One of my strengths is my ability to help my clients move beyond the patterns of being stuck in or triggered by past emotional wounds by learning learning valuable self healing techniques and relational skills. I use a blend of mindfulness (including guided visualizations), somatic and experiential techniques such as breath work, grounding, chakra clearing, body check ins, Emotional Freedom Technique (self tapping), Conscious love (inspired by John Welwood), Conscious Parenting, (inspired by Shefali Tsbary), and Soul work/Shadow work, inspired by Carl Jung, Thomas Moore, and David Richo.
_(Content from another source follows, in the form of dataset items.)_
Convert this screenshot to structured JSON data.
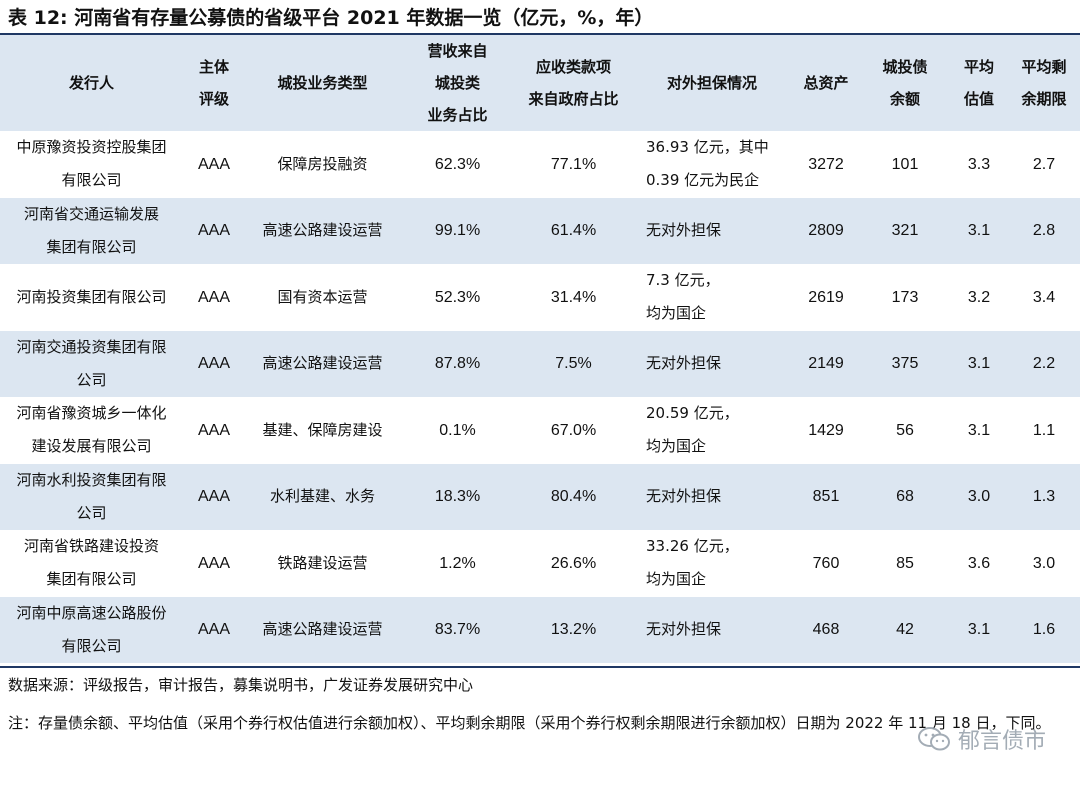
{
  "title": "表 12:  河南省有存量公募债的省级平台 2021 年数据一览（亿元，%，年）",
  "headers": [
    "发行人",
    "主体\n评级",
    "城投业务类型",
    "营收来自\n城投类\n业务占比",
    "应收类款项\n来自政府占比",
    "对外担保情况",
    "总资产",
    "城投债\n余额",
    "平均\n估值",
    "平均剩\n余期限"
  ],
  "rows": [
    [
      "中原豫资投资控股集团\n有限公司",
      "AAA",
      "保障房投融资",
      "62.3%",
      "77.1%",
      "36.93 亿元，其中\n0.39 亿元为民企",
      "3272",
      "101",
      "3.3",
      "2.7"
    ],
    [
      "河南省交通运输发展\n集团有限公司",
      "AAA",
      "高速公路建设运营",
      "99.1%",
      "61.4%",
      "无对外担保",
      "2809",
      "321",
      "3.1",
      "2.8"
    ],
    [
      "河南投资集团有限公司",
      "AAA",
      "国有资本运营",
      "52.3%",
      "31.4%",
      "7.3 亿元，\n均为国企",
      "2619",
      "173",
      "3.2",
      "3.4"
    ],
    [
      "河南交通投资集团有限\n公司",
      "AAA",
      "高速公路建设运营",
      "87.8%",
      "7.5%",
      "无对外担保",
      "2149",
      "375",
      "3.1",
      "2.2"
    ],
    [
      "河南省豫资城乡一体化\n建设发展有限公司",
      "AAA",
      "基建、保障房建设",
      "0.1%",
      "67.0%",
      "20.59 亿元，\n均为国企",
      "1429",
      "56",
      "3.1",
      "1.1"
    ],
    [
      "河南水利投资集团有限\n公司",
      "AAA",
      "水利基建、水务",
      "18.3%",
      "80.4%",
      "无对外担保",
      "851",
      "68",
      "3.0",
      "1.3"
    ],
    [
      "河南省铁路建设投资\n集团有限公司",
      "AAA",
      "铁路建设运营",
      "1.2%",
      "26.6%",
      "33.26 亿元，\n均为国企",
      "760",
      "85",
      "3.6",
      "3.0"
    ],
    [
      "河南中原高速公路股份\n有限公司",
      "AAA",
      "高速公路建设运营",
      "83.7%",
      "13.2%",
      "无对外担保",
      "468",
      "42",
      "3.1",
      "1.6"
    ]
  ],
  "source": "数据来源：评级报告，审计报告，募集说明书，广发证券发展研究中心",
  "note": "注：存量债余额、平均估值（采用个券行权估值进行余额加权）、平均剩余期限（采用个券行权剩余期限进行余额加权）日期为 2022 年 11 月 18 日，下同。",
  "watermark": "郁言债市",
  "colors": {
    "header_bg": "#dce6f1",
    "stripe_bg": "#dce6f1",
    "rule": "#1f3864"
  },
  "icons": {
    "watermark": "wechat-icon"
  }
}
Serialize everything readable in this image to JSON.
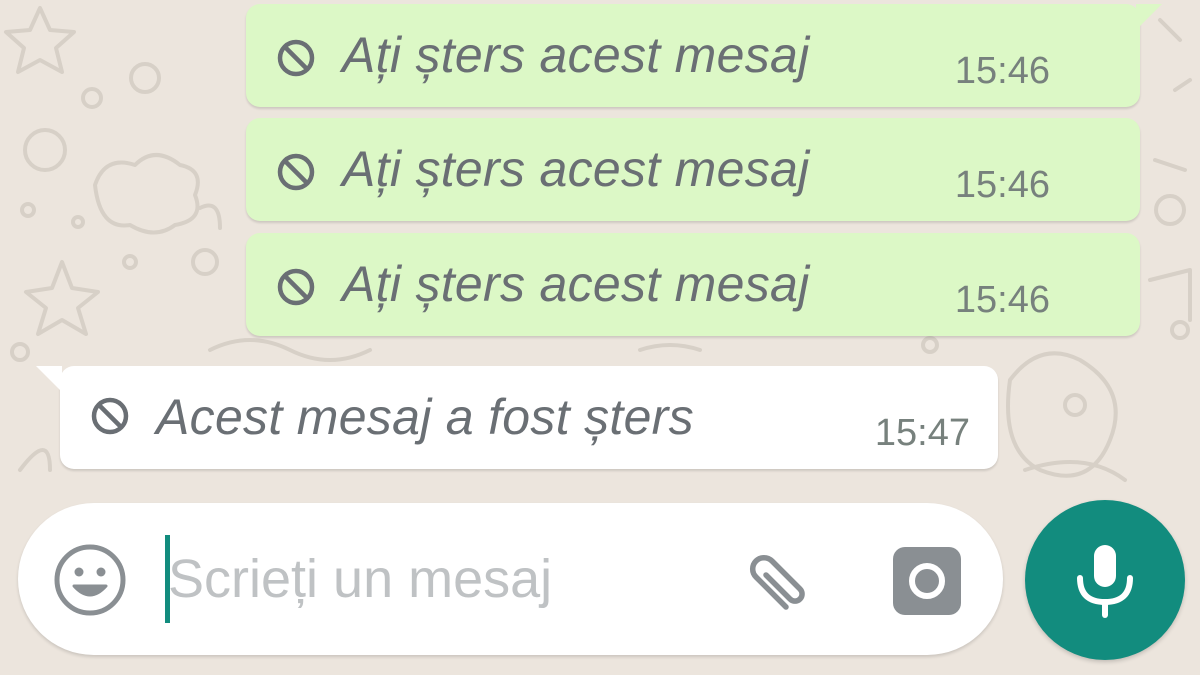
{
  "colors": {
    "outgoing_bubble": "#DCF8C6",
    "incoming_bubble": "#FFFFFF",
    "chat_background": "#ECE5DD",
    "accent": "#128C7E",
    "placeholder": "#BFC2C4"
  },
  "messages": [
    {
      "direction": "outgoing",
      "icon": "deleted-ban-icon",
      "text": "Ați șters acest mesaj",
      "time": "15:46"
    },
    {
      "direction": "outgoing",
      "icon": "deleted-ban-icon",
      "text": "Ați șters acest mesaj",
      "time": "15:46"
    },
    {
      "direction": "outgoing",
      "icon": "deleted-ban-icon",
      "text": "Ați șters acest mesaj",
      "time": "15:46"
    },
    {
      "direction": "incoming",
      "icon": "deleted-ban-icon",
      "text": "Acest mesaj a fost șters",
      "time": "15:47"
    }
  ],
  "composer": {
    "placeholder": "Scrieți un mesaj",
    "value": "",
    "emoji_icon": "emoji-smile-icon",
    "attach_icon": "paperclip-icon",
    "camera_icon": "camera-icon",
    "send_icon": "microphone-icon"
  }
}
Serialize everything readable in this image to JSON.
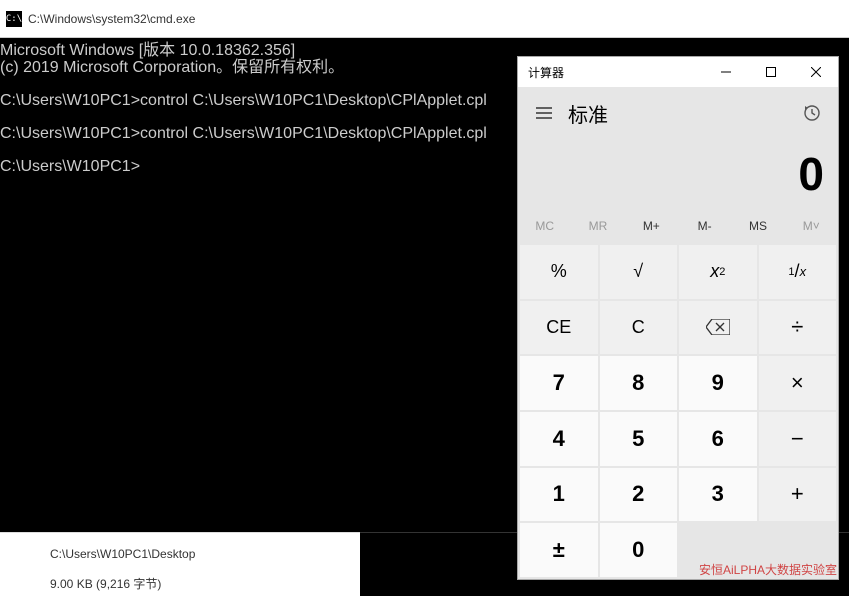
{
  "cmd": {
    "title": "C:\\Windows\\system32\\cmd.exe",
    "icon_text": "C:\\",
    "line1": "Microsoft Windows [版本 10.0.18362.356]",
    "line2": "(c) 2019 Microsoft Corporation。保留所有权利。",
    "line3": "C:\\Users\\W10PC1>control C:\\Users\\W10PC1\\Desktop\\CPlApplet.cpl",
    "line4": "C:\\Users\\W10PC1>control C:\\Users\\W10PC1\\Desktop\\CPlApplet.cpl",
    "line5": "C:\\Users\\W10PC1>"
  },
  "explorer": {
    "path": "C:\\Users\\W10PC1\\Desktop",
    "size": "9.00 KB (9,216 字节)"
  },
  "calc": {
    "title": "计算器",
    "mode": "标准",
    "display": "0",
    "memory": {
      "mc": "MC",
      "mr": "MR",
      "mplus": "M+",
      "mminus": "M-",
      "ms": "MS",
      "mv": "M˅"
    },
    "keys": {
      "percent": "%",
      "sqrt": "√",
      "sq_base": "x",
      "sq_sup": "2",
      "recip_sup": "1",
      "recip_sub": "x",
      "ce": "CE",
      "c": "C",
      "div": "÷",
      "7": "7",
      "8": "8",
      "9": "9",
      "mul": "×",
      "4": "4",
      "5": "5",
      "6": "6",
      "sub": "−",
      "1": "1",
      "2": "2",
      "3": "3",
      "add": "+",
      "neg": "±",
      "0": "0"
    }
  },
  "watermark": "安恒AiLPHA大数据实验室"
}
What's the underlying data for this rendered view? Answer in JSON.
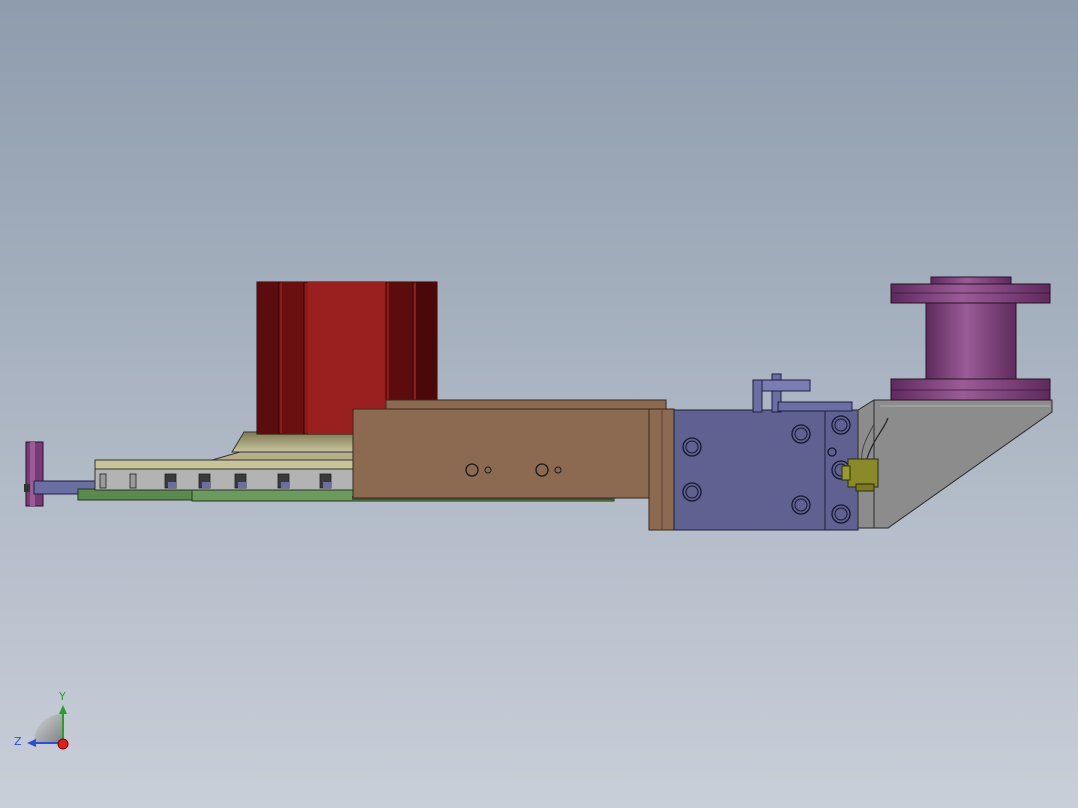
{
  "viewport": {
    "background_top": "#8e9cad",
    "background_bottom": "#c9cfd9"
  },
  "triad": {
    "y_label": "Y",
    "z_label": "Z",
    "x_color": "#e0201c",
    "y_color": "#27a027",
    "z_color": "#2a4ed8"
  },
  "colors": {
    "cylinder_red": "#8e1a1a",
    "cylinder_dark": "#5c0c0c",
    "slide_brown": "#8c6a52",
    "block_slate": "#5f6290",
    "bracket_grey": "#8c8c8c",
    "spool_purple": "#7a3a77",
    "plate_green": "#5a8a4e",
    "sensor_olive": "#8a8a2a",
    "base_khaki": "#aaa17c"
  }
}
In my own personal life I have benefited tremendously from learning to walk a path of mindfulness, conscious romantic love, conscious parenting, and shadow work. When I know it will help, my clients will hear one of my own real life examples of how I have worked through my old stories and fears and how I have healed and transformed. We all need a little inspiration sometimes, especially when we are in a place of despair. These are the gems that I can help you discover. I find that woven together, these practices allow us to walk a path led by divine love and light. Here, we learn how to allow our own inner light to embrace our shadow, our inner darkness in all of it’s pain and fear, and all of it’s hidden strength and beauty.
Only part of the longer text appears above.